Now that you mention it Chris C, I have a very vague recollection about something like that as well but I'll be danged if I've been able to find it again anywhere. Now I'm wondering if maybe it is something I saw on some OTHER challenge entirely. Most challenges do post the submissions for public review.
In any case, when I realized that no one from NEH had ever bothered to respond to any of the other questions raised on this discussion board, I figured that means that no one at NEH has been given the responsibility of paying any attention here so my question isn't likely to get a response either. So I hunted up the the original news story where NEH announced the medal design competition and found the "media contact" person's (Paula Wasley) email address and sent her the following message:
" I doubt that you are the proper person to whom this should be directed but your name was given as the media contact when the competition was originally announced so I'm hoping you can forward my question to the correct individual at NEH. The competition for the National Humanities Medal has now closed.
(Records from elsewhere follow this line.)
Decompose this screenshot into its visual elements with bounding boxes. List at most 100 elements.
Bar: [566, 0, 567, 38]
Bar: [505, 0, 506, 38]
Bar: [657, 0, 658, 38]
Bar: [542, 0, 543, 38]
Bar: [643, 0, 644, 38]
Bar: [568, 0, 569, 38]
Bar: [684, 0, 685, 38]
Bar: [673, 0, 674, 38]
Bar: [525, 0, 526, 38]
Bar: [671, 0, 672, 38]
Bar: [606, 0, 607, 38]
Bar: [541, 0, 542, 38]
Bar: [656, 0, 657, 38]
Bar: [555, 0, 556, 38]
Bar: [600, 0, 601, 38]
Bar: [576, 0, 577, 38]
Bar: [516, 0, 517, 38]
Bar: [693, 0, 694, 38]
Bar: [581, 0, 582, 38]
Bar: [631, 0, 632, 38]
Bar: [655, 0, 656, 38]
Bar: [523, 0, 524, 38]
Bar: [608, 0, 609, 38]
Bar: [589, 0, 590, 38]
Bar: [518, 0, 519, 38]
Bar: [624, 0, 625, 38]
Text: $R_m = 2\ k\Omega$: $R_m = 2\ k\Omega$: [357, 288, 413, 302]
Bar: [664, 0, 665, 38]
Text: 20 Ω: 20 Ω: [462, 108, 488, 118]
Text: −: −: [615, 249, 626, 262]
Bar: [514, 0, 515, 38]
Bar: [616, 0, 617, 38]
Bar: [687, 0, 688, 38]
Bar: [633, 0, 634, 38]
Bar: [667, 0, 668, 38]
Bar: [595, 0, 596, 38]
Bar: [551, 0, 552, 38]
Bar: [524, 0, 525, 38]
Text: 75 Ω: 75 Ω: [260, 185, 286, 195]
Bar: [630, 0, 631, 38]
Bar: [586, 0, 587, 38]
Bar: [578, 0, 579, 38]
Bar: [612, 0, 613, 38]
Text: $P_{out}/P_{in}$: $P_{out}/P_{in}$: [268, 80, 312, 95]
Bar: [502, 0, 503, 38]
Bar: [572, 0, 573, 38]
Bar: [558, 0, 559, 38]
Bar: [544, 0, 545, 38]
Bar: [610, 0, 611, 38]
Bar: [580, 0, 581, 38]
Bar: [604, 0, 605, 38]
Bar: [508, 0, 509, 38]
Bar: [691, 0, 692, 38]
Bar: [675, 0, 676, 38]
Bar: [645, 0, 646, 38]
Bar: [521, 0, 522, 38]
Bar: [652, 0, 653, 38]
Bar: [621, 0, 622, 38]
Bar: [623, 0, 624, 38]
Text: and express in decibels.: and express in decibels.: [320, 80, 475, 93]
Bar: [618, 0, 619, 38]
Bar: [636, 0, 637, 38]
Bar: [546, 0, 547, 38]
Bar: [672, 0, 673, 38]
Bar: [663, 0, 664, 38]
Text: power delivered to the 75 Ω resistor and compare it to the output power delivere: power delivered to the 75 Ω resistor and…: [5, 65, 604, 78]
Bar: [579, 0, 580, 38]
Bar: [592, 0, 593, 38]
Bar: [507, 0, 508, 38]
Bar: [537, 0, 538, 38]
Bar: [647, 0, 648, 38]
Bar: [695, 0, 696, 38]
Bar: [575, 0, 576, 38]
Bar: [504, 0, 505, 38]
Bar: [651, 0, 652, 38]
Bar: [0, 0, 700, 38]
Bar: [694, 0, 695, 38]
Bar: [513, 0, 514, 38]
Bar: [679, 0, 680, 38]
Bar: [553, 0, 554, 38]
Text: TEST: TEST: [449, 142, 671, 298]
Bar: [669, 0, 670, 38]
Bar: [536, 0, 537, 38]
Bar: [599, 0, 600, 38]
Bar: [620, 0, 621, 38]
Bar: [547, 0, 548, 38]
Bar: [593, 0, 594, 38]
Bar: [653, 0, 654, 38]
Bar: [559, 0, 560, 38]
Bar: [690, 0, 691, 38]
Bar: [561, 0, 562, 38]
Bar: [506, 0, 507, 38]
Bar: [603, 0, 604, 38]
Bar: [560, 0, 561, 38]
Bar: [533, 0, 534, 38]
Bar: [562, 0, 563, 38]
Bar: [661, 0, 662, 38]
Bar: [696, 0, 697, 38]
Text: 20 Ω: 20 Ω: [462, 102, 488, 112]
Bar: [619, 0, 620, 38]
I understand that the winning design will be selected from among the entrants by a team of expert artists however, it would be nice to be able to view all the submitted entries. Can the submissions please be made public?"
Maybe if enough of us contact her, she'll actually pass the message along and we'll get some kind of response!
Her email is email@example.com Or, if you feel really strongly, you could even call her. Paula Wasley at (202) 606-8424
Hello everyone in this discussion,
I am sorry if you had the understanding that the submissions were going to be posted for public viewing or voting, but that was never the case. There are many competitions on challenge.gov that do post publicly, so that may be where the confusion began. If you have any questions you can e-mail me directly at firstname.lastname@example.org. My phone number is 202-606-8441.
National Endowment for the Humanities
1100 Pennsylvania Avenue, NW
Washington, DC 20506
It would seem that an open competition to redesign a public (federal) medal would also allow the public to express their preferences on the various designs -- even if the judges intend to ignore the public consensus. Why should the review process be secret? It doesn't seem to fit with the participatory concept of this program. But hey, that is just my humble opinion.